This notebook processes raw electricity data to estimate load shedding stages. It performs the following steps:
1. Load and clean the raw electricity data.
2. Filter the data to start from a specific date.
3. Apply rule-based functions to estimate load shedding stages.
4. Save the processed data to a CSV file.


In [5]:
import pandas as pd
from det_loadshedding import tune_threshold, estimate_loadshedding
from data_ingestion import read_from_CSV

# Import electricity data
df = read_from_CSV("ESK15160.csv")  # Ensure csv is in the same folder as notebook

# process the column titles into appropriate formats and update the df 
new_list = []
for col in df.columns:
    new_list.append(col.lower().replace(" ", "_"))

df.columns = new_list

# Create a new column for UNIX timestamps as they would be use as joining keys for the weather data
df['date_time'] = pd.to_datetime(df['date_time'], format="%d/%m/%Y %H:%M")
# df['entry_id'] = df["date_time"].apply(lambda x: int(x.timestamp()))

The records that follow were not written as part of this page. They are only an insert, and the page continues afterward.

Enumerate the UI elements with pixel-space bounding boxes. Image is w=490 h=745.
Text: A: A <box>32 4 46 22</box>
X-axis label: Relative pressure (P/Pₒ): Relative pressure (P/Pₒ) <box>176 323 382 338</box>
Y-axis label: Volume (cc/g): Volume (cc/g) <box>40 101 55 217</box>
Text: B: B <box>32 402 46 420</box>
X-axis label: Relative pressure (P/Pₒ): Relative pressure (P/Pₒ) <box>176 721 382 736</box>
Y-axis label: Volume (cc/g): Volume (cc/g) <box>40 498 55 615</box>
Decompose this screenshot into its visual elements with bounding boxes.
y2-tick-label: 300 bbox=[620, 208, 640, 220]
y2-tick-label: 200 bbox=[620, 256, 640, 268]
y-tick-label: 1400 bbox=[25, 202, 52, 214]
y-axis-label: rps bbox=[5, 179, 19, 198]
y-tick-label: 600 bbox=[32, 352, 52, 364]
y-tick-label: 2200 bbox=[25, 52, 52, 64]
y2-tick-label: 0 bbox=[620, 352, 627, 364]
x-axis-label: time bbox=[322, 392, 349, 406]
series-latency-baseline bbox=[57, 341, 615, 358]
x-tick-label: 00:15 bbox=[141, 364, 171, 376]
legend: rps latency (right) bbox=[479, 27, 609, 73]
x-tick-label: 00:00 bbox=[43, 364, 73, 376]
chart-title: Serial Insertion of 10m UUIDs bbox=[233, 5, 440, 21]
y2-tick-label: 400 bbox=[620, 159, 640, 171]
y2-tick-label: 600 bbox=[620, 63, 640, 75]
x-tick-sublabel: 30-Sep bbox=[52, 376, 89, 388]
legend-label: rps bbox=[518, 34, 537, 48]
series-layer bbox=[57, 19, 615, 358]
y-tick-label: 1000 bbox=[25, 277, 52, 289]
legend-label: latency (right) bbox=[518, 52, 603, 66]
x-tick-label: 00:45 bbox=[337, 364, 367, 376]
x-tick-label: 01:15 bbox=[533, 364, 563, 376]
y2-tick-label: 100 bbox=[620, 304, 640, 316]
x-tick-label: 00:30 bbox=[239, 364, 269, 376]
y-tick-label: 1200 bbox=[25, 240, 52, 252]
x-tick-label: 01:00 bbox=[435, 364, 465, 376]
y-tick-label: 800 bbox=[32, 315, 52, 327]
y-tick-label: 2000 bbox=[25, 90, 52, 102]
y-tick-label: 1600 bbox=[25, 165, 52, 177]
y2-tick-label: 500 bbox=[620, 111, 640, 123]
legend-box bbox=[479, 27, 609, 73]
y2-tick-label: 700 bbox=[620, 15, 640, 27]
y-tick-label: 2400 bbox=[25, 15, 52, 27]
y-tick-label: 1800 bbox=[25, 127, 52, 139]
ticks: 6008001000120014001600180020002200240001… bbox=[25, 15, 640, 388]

# Entries into the db start from 01/01/2024. So we get the time stamp and filter the df by it
timestamp = df[df["date_time"] == "01/01/2024 00:00"]["date_time"].iloc[0]
df = df[df["date_time"] >= timestamp]

# Reindex data
df = df.reset_index(drop=True)

# Apply the rule-based threshold function to the dataset
df["load_shedding_threshold"] = df["date_time"].dt.hour.apply(tune_threshold)
df["estimated_loadshedding"] = df.apply(estimate_loadshedding, axis=1)

# Select required columns and save data in a csv
df = df[["date_time", "estimated_loadshedding"]]
df.to_csv("./loadshedding_pred.csv", index=False)


2025-02-16 08:05:11,786 - data_ingestion - INFO - CSV file read successfully from the path.